Note: This was one of three April Fools stories, posted on April 1, 2008. Although we would not be surprised by a ban on barriers, tubeless tire systems, Zertz, and Buzzkill are not banned.
In a surprising move by the UCI, the international governing body of cyclocross has banned all tubeless tire systems, Specialized’s Zertz Technology, and is considering banning man-made barriers in all UCI cyclocross races. While this may not impact most amateur racers, USA Cycling’s new president, Mark Abramson, says USA Cycling is likely to follow suit.
The move to ban tubeless tire systems is a serious blow to Shimano, NoTubes.com, and Hutchinson’s plans to make tubeless tire technology replace tubular tires as the best tire option for cyclocrossers. The new rule outlaws any tire that does not use a separate latex or butyl tube to retain air. By this definition, any tire and wheel system, whether tubeless tires mounted on Shimano’s Dura Ace Tubeless-ready wheels or Stan’s 29er rims, or do-it-yourself systems using conventional rims with electrical tape and conventional tires with sealant, is not legal for any UCI-sanctioned race.
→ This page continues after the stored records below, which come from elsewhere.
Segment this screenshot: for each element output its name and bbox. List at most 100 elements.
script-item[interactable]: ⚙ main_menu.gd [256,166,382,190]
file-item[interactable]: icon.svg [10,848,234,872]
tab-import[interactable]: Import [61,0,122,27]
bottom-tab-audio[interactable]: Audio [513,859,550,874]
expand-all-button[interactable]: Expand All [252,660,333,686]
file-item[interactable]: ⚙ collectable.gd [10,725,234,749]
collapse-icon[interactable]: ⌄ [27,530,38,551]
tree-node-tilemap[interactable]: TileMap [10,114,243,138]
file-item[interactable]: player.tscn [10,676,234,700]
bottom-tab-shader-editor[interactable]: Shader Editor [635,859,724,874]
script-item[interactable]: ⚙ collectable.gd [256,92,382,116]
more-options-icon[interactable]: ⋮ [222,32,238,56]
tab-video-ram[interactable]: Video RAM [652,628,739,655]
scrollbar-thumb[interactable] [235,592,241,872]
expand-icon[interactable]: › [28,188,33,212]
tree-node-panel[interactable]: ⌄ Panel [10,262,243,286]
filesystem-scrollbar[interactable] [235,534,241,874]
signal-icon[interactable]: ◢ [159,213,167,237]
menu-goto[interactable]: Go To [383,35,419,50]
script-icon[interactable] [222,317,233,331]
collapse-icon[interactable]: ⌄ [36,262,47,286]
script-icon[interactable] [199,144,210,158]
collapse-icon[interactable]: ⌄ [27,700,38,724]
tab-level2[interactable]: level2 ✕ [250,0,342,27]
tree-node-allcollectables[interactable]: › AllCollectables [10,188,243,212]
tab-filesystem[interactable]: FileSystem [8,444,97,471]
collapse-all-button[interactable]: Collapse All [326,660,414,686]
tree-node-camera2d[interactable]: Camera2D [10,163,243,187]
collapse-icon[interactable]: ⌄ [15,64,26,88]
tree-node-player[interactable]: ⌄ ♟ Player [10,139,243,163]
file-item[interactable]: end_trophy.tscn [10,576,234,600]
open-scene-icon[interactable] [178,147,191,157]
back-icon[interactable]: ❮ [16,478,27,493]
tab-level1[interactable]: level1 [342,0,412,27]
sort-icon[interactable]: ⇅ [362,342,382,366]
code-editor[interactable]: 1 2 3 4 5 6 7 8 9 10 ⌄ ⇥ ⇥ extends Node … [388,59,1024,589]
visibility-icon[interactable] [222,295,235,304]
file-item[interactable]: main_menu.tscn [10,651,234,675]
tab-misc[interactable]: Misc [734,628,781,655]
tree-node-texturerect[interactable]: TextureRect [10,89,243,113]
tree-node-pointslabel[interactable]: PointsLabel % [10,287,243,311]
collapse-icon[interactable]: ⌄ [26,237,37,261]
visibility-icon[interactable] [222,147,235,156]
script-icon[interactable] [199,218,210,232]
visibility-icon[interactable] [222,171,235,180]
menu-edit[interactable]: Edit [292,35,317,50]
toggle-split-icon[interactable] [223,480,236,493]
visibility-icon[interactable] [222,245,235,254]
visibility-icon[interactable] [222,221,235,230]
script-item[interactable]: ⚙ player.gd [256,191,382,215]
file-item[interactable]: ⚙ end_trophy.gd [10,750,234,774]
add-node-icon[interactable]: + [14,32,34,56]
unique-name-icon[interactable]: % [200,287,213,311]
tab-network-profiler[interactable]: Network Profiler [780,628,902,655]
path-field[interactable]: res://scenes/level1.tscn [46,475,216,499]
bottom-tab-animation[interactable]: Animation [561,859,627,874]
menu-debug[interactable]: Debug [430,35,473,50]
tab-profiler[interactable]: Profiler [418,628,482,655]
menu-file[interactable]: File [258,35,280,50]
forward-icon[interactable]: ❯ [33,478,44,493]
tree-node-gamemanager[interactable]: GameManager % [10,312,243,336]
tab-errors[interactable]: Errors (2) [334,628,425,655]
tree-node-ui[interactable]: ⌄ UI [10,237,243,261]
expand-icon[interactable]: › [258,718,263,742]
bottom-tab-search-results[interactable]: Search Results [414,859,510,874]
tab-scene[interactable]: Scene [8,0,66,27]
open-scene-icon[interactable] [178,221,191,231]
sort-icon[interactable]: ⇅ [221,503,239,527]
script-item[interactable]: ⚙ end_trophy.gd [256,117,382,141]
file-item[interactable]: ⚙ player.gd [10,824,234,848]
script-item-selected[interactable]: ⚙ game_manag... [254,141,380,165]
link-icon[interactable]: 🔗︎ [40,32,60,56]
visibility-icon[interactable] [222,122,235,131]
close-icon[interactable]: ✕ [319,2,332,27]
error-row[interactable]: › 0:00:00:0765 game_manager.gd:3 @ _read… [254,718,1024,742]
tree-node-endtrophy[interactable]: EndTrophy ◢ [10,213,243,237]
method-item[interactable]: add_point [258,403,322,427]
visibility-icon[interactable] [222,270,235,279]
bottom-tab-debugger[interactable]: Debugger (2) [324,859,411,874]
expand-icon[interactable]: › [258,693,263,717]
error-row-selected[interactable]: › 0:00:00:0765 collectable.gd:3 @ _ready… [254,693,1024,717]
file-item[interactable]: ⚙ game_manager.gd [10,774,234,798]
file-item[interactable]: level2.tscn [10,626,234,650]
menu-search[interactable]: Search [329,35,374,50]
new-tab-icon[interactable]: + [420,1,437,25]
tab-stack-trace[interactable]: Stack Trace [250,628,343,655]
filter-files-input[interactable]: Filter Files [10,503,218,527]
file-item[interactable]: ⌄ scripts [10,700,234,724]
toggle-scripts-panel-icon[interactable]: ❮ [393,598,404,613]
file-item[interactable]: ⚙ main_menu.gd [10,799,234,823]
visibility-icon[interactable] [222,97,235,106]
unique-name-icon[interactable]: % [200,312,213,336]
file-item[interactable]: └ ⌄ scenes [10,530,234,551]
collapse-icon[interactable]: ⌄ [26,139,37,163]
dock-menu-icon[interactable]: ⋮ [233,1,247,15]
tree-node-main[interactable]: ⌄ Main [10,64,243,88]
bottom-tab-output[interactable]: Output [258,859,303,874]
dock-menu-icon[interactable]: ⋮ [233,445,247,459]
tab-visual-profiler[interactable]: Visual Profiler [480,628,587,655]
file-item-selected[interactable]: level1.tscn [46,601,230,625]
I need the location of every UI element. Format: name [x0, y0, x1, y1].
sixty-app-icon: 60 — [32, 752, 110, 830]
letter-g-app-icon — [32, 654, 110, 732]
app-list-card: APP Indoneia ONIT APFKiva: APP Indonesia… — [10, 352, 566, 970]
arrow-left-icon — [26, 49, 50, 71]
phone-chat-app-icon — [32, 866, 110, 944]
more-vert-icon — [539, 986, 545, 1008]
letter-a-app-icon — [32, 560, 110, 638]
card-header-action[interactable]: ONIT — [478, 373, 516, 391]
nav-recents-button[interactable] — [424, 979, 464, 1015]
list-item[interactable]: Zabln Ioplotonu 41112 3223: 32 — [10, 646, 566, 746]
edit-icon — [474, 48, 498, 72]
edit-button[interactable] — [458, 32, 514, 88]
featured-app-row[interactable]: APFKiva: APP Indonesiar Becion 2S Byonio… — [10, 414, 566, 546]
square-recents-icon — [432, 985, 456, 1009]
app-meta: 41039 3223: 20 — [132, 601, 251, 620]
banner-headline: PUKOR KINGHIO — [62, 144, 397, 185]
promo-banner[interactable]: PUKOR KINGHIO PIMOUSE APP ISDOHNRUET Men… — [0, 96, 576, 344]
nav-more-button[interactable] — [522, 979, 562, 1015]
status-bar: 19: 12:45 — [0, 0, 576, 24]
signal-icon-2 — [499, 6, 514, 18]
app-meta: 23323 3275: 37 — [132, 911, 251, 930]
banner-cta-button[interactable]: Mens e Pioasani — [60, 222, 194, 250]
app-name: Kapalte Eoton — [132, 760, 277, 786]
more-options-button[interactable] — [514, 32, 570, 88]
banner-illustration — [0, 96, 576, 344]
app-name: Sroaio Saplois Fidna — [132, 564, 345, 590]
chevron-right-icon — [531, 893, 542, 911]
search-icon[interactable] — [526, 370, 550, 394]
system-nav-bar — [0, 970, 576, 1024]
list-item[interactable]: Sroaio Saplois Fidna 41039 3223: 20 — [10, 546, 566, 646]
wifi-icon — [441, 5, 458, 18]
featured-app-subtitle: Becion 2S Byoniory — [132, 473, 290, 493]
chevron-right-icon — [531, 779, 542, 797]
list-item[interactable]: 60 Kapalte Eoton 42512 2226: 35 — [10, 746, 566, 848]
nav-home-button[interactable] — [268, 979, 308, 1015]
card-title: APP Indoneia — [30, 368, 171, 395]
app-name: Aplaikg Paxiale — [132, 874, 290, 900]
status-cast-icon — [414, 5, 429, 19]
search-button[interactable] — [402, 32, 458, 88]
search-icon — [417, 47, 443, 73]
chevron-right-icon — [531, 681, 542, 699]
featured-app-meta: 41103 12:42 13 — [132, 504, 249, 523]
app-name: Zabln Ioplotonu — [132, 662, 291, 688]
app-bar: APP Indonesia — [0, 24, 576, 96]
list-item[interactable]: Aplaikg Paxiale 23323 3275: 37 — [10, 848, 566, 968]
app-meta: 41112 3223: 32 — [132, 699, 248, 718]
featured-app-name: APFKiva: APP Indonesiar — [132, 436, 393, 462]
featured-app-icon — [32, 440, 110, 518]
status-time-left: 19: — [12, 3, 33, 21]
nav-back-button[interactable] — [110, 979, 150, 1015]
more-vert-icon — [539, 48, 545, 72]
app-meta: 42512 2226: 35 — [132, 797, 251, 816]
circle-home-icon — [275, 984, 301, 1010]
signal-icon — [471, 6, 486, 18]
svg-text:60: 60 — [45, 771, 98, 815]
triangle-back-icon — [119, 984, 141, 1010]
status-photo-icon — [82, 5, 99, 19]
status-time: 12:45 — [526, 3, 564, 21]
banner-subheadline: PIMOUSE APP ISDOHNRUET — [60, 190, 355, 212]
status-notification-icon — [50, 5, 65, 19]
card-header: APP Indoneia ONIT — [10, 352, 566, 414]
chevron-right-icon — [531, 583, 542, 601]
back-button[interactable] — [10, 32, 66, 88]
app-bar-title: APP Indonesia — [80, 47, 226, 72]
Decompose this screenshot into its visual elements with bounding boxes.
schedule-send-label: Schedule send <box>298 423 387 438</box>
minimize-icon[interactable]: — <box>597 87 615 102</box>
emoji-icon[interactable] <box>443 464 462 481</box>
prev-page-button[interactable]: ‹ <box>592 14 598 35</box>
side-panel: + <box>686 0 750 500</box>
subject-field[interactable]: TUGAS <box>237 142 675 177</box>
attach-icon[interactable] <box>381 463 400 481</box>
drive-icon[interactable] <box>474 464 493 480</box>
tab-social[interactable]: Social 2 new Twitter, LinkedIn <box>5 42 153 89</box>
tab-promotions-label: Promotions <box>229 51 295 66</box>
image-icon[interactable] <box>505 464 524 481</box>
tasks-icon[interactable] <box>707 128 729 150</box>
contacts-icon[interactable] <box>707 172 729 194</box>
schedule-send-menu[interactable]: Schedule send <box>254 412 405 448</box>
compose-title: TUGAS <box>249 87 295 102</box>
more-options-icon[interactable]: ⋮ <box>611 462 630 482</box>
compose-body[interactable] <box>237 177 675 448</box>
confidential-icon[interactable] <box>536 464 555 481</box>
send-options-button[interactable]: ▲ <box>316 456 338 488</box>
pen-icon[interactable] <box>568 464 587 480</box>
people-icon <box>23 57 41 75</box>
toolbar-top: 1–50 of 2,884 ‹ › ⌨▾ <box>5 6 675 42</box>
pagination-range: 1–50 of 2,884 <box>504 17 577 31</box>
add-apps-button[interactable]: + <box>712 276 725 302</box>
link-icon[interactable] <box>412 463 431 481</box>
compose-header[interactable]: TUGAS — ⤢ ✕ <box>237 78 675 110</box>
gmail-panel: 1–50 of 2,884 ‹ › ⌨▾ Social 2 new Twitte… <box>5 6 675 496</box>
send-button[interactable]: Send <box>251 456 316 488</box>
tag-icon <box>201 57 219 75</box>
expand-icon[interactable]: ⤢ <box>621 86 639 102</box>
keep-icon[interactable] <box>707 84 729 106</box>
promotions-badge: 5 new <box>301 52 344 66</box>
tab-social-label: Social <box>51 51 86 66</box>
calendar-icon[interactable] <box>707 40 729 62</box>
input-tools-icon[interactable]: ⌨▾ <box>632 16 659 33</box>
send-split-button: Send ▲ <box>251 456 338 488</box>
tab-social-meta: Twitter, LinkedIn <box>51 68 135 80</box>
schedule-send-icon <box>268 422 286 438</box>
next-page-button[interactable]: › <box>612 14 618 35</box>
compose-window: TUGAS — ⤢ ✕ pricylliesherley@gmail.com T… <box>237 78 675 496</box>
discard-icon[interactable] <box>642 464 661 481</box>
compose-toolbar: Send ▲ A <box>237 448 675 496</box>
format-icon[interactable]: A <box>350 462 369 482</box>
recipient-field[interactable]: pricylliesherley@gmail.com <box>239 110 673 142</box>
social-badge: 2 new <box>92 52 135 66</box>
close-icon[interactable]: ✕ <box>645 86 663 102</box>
We presume that Tufo tires, the lightweight glue-on tires (as well as their unique clincher version), which are built without an inner tube, will also be included in this ban.
Also affected by the off-season rule changes is the popular shock absorbing Zertz technology by Specialized. Former Specialized product manager and pro ‘cross rider Andy Jacques Maynes said Specialized plans to appeal the ban, saying the technology helped him win his Masters 30-34 national championship, and helps normal racers by “making normal clinchers feel like tubulars.” Specialized officials were unavailable for comment, most likely preoccupied with the rumored take over by GM. Presumably also affected by the ban is Bontrager’s little known Buzzkill shock absorbing technology in handlebar plugs and front forks, as well as any elastomer-based suspension seat post. The rule change describes the banned technology as any “deformable, pliable, non-structural or non-rigid material inserted into the bike’s frame, fork, or component to absorb vibration.” We’re sure riders and officials we’ll be asking for clarification on that one.
UCI spokesman Enrico Carpani said that the moves to ban both tubeless technology and shock-absorbing systems was intended to “preserve the tradition of the sport, and ensure that expensive technology does not make the sport inaccessible to the masses.” In our opinion, quite an ironic statement given that tires from Dugast, Challenge, and FMB dominate the elite races and sell for $120 or more, and home-brewed tubeless systems or elastomer inserts are reasonably affordable. For the non-UCI racer, the next few weeks may be your chance to pick up some cheap tubeless components on eBay, provided USA Cycling’s Abramson does not follow through with his intention to also adopt the new UCI rules.
These bans continue the UCI’s crackdown in recent years on cyclocross technology. Over the last decade, it has banned flat bars, disc brakes, and wider tires from UCI races, in attempt to preserve the sport’s tradition. The new rule has also left Cyclocross Magazine scrambling, as it planned to feature tubeless tire options in its upcoming Issue 3. Think these rules are bogus? Drop us a comment below.
In a less surprising statement but one certain to cause just as much uproar, Carpani also stated that the UCI is evaluating banning barriers altogether, as well as carrying over the minimum bike weight rule from it’s road rules. The barrier ban is somewhat expected by many in Europe, after the successful trial at the barrier-less 2008 UCI World Championships in Treviso, Italy. Sven Nys, who famously hops many 40-cm barriers, sees the rule as an attempt to break his dominance. Nys lements the change, saying “The UCI thinks my victories are bad for the sport, and thinks banning barriers will stop my wins. Tell the 10,000 spectators that scream in ecstasy each time I hop the planks that barriers are bad for the sport!” He’s confident he still can win, although his result at Treviso suggests without barriers he might have more of a challenge. CXM’s height-challenged contributor Kerry Litka loves the proposed rule, saying, “it’s about time someone realized that 40cm barriers discriminate against those of us who are young, short, handicapped, or uncoordinated.” Newbies rejoice…there may not be a need to learn that tricky mount or dismount in the near future!
The UCI defends the rule, saying barriers inhibit the growth of the sport. Carpani cites international growth as the motivation in banning barriers. “Just look at the Zimbabwe cyclocross guys” he says. “They abandoned ‘cross after the ’06-07 season because of the silly barriers. We desperately need to grow in other continents. Folks in Asia aren’t as tall as the Europeans and Americans. Plus, Trebon and Wicks have a significant advantage with barriers due to their height. We think there needs to be an even playing field.”